Дом, наполненный тишиной, в которой мелко позванивали вилки, лениво дышала душная печь, добротная древняя мебель и завидная здоровая сытость за столом напомнили Шубникову о его просторном пустом доме с такой же широкой деревянной кроватью, спал он на ней одиноко, всегда почему-то с краешку и не ощущал стену спиной, перед глазами встал его забытый двор, хозяйкой которого была коняга. Он, разомлев и раздобрев, уперся блаженным взглядом на киот с фотографиями в углу, почему-то рядом с иконами, только ниже, и оттуда из угла глядели на него две особы женского рода: одна строгая, вся в бронзовых лучах, в церковном одеянии, это икона, другая вся в белом сиянии на фоне леса, с улыбкой, с озорными глазами на полных губах; и обе сливались в одну и презрительно улыбались: мол, ишь, вгляделся!

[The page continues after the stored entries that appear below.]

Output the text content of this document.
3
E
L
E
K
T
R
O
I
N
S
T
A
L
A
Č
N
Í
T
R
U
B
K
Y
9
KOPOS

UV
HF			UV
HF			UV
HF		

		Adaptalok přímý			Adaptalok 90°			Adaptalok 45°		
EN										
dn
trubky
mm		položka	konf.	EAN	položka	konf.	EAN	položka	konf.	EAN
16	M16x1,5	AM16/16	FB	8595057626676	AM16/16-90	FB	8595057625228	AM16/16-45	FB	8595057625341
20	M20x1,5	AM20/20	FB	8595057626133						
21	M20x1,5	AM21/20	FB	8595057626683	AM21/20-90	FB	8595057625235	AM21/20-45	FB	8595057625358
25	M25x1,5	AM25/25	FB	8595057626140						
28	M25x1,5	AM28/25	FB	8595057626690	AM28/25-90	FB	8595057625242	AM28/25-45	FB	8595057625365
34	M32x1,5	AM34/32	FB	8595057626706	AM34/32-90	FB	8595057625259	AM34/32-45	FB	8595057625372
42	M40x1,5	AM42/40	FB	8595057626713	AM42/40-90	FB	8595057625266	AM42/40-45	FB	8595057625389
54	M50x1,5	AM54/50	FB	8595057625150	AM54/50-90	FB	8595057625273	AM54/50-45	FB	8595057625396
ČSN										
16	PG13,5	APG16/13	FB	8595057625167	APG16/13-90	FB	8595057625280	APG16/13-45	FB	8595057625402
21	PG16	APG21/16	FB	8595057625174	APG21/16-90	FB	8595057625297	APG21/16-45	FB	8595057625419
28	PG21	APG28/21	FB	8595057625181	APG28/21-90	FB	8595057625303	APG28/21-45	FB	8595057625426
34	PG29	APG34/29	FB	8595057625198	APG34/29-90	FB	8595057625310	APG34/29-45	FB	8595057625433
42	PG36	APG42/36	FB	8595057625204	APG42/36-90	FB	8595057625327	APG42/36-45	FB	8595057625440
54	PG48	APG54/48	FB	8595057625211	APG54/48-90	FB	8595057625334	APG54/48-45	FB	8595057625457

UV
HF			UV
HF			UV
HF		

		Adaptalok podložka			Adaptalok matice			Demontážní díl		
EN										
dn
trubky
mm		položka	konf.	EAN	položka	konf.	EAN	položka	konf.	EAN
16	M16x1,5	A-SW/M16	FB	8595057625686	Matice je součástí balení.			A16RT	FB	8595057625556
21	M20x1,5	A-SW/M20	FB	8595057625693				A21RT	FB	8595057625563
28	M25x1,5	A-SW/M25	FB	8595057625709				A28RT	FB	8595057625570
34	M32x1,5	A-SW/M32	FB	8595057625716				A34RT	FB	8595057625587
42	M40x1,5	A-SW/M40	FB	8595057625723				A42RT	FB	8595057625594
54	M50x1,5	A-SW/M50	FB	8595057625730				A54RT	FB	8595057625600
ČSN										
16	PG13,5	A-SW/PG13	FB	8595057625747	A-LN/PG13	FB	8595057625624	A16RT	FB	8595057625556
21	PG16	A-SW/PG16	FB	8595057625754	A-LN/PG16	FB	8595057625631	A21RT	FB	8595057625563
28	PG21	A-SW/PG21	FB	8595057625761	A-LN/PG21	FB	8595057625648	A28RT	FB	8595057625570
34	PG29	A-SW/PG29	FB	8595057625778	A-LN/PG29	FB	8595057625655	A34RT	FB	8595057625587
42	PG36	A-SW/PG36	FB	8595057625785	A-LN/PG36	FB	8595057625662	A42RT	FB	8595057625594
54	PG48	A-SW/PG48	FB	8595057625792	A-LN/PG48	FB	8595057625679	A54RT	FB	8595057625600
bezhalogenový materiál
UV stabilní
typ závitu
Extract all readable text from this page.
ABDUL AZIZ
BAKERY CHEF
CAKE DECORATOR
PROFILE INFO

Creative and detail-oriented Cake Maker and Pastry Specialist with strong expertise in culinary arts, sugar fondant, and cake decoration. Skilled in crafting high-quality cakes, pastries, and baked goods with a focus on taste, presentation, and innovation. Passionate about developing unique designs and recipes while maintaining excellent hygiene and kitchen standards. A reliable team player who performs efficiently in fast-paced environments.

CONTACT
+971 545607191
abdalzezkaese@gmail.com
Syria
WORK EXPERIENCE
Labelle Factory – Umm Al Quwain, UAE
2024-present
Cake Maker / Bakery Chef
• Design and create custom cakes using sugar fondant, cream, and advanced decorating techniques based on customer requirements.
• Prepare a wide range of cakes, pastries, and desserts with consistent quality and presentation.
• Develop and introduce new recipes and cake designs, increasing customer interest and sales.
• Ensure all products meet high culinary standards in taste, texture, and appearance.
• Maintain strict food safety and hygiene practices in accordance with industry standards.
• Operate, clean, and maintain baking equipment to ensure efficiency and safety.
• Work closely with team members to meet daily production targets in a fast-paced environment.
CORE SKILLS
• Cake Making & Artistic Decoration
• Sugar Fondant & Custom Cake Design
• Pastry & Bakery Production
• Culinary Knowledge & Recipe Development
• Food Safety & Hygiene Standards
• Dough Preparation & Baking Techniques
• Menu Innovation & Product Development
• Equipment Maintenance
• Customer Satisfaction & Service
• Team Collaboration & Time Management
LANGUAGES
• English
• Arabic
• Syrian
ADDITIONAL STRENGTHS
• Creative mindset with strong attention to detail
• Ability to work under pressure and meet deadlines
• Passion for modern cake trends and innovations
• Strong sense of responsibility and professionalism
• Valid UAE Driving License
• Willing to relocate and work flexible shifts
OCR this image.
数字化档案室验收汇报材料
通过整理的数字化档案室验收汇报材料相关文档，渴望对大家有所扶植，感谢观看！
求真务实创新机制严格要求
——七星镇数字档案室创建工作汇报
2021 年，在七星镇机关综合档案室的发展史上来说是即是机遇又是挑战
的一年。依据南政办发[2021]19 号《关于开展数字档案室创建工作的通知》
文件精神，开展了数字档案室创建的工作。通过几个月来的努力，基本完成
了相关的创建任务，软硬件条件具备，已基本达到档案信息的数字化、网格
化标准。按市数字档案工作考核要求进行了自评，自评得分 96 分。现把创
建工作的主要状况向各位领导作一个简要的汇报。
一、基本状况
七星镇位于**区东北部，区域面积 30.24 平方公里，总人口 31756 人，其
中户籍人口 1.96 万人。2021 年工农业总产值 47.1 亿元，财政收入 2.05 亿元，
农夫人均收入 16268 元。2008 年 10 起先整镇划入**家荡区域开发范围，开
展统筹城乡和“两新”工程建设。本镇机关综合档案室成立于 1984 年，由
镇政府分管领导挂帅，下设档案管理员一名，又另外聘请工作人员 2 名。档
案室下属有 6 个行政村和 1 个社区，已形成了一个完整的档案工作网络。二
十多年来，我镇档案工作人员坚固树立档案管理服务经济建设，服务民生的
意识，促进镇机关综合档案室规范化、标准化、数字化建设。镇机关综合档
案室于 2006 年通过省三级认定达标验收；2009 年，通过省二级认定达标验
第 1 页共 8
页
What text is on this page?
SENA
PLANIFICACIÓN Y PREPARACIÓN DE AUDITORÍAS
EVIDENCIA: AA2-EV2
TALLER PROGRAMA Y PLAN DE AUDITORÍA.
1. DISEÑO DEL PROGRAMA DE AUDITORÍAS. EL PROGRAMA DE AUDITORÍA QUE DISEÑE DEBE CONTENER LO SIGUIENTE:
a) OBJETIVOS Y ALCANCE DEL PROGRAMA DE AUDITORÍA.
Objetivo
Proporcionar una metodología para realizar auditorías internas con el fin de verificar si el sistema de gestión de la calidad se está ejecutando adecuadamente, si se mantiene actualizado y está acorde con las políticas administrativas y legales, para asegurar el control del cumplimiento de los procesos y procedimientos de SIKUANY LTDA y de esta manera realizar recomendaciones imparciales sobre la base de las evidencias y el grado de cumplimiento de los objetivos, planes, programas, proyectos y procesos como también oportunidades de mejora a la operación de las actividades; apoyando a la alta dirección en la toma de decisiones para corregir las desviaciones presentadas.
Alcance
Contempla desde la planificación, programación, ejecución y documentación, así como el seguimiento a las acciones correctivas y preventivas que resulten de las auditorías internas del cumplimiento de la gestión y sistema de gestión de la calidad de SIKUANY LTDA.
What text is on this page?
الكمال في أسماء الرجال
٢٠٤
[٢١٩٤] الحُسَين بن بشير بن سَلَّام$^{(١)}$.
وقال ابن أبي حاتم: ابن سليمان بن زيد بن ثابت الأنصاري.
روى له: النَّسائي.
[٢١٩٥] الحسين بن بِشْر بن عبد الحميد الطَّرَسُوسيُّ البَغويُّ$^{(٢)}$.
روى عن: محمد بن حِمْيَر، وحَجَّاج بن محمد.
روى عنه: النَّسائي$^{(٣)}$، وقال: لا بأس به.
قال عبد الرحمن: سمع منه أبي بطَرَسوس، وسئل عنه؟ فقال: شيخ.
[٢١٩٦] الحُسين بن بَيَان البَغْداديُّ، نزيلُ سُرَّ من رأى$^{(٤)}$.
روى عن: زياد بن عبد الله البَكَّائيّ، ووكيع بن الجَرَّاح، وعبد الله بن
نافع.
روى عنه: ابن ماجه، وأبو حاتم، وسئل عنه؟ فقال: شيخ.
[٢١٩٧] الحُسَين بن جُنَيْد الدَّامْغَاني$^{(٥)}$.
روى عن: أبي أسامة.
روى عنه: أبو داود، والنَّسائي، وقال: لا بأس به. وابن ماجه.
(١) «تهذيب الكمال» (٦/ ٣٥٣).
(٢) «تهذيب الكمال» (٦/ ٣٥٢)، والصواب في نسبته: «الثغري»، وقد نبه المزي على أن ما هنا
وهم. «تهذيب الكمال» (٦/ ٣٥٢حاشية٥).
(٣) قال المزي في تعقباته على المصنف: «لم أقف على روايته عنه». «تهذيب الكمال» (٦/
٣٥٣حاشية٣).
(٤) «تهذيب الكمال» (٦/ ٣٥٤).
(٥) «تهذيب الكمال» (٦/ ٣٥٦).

Он спросил у Анисима Федоровича про ту, что веселилась на фотографии:
— Это кто?
— Аль не узнал?
— Н-нет.
— Что, хороша?
— М-м… королева.
— Ясно, жар-птица!
Багровея от света печи, Маланья обернулась, протянула руку по направлению к жар-птице и чуть не задохнулась от гордости:
— Наша, доча! Вот кто, Катюша!
Анисим Федорович подбил ладонью усы и храбро подначил:
— Посватаешь?
Шубников покраснел, стушевался и ответил, отшучиваясь:
— А что? Вот только — понравлюсь ли я ей…
— Это уж ваше дело. А ты посватай, а мы подумаем, да и отдадим.
Шубников не сдавался:
— Познакомиться надо. Да притом я и сватать не умею. Как это?
Анисим Федорович с хохотом наседал:
— Это ничего. Научим!
Маланья присела к столу и строго, с достоинством произнесла:
— Да что уж ты так сразу… дочу… Первому встречному! Только сегодня и увиделись! — и поперхнулась, поняла, что сказала лишнее, и крепкий румянец опять ударил ее по щекам.
— Ничего, мы люди таежные, серьезные. У нас ведь как? Отсчитал тыщу шпал — перерыв! Вот они с Катюшей отсчитали по двадцать годков — пора и так далее!